L’histoire est en partie autobiographique – tirée de l’épreuve vécue par Bornstein lors d’une maladie dont souffrait sa propre fille, ainsi que de ses expériences en tant que psychothérapeute travaillant dans les hôpitaux. Linda, elle aussi, est psychothérapeute, ce qui ne fait qu’amplifier la satire alors qu’elle essaie de s’occuper de ses patients tout en cherchant l’aide de son propre thérapeute, jouée avec une démonstration d’indifférence au ciel par l’animateur de talk-show Conan O’Brien.

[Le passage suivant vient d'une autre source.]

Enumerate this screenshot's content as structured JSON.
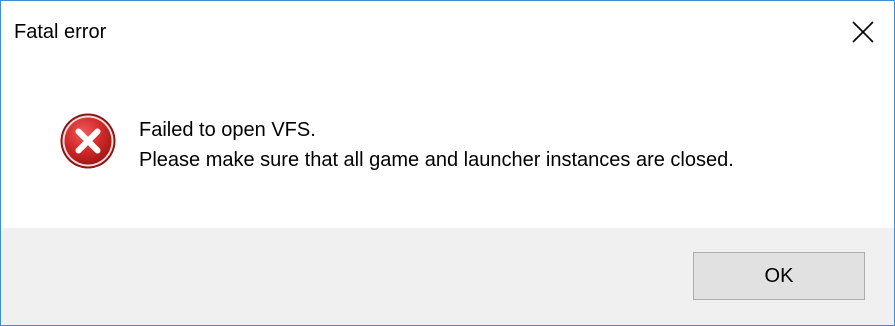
{
  "dialog": {
    "title": "Fatal error",
    "icon": "error-icon",
    "message_lines": [
      "Failed to open VFS.",
      "Please make sure that all game and launcher instances are closed."
    ],
    "ok_label": "OK",
    "close_icon": "close-icon"
  },
  "colors": {
    "window_border": "#3c8fd7",
    "footer_background": "#f0f0f0",
    "button_background": "#e1e1e1",
    "button_border": "#adadad",
    "error_red": "#c8202a"
  }
}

Le scénario de Bornstein est construit sur la comédie de l’exagération poussée à l’extrême, où des incidents soi-disant ordinaires conduisent inévitablement au désastre. Dans Meurs mon amourLawrence est tourmentée par un chien jappeur que son mari égaré ramène à la maison en cadeau, mais cet animal ne commence pas à rivaliser avec le hamster malveillant dont Linda prend soin après avoir cédé au désir de sa fille d’avoir un animal de compagnie.
Le seul personnage sympathique de sa vie est le rappeur A$AP Rocky, interprété comme le surintendant du motel où elle réside. Il dispose d’une réserve de drogue qui lui procure un petit soulagement temporaire, mais à ce stade, son rapport à la réalité est si ténu que les événements prennent le caractère hallucinatoire d’un film d’horreur.
Je ne peux pas dire que ces changements de ton soient entièrement réussis. Bornstein vous propose un tour de montagnes russes énervant et légèrement mystifiant qui vous laisse à bout de souffle, mais elle a certainement bien servi Byrne. C’est le rôle de sa vie et Byrne l’assume avec tout ce qu’elle a.
Si j’avais des jambes, je te donnerais un coup de pied est en salles à partir du 13 novembre.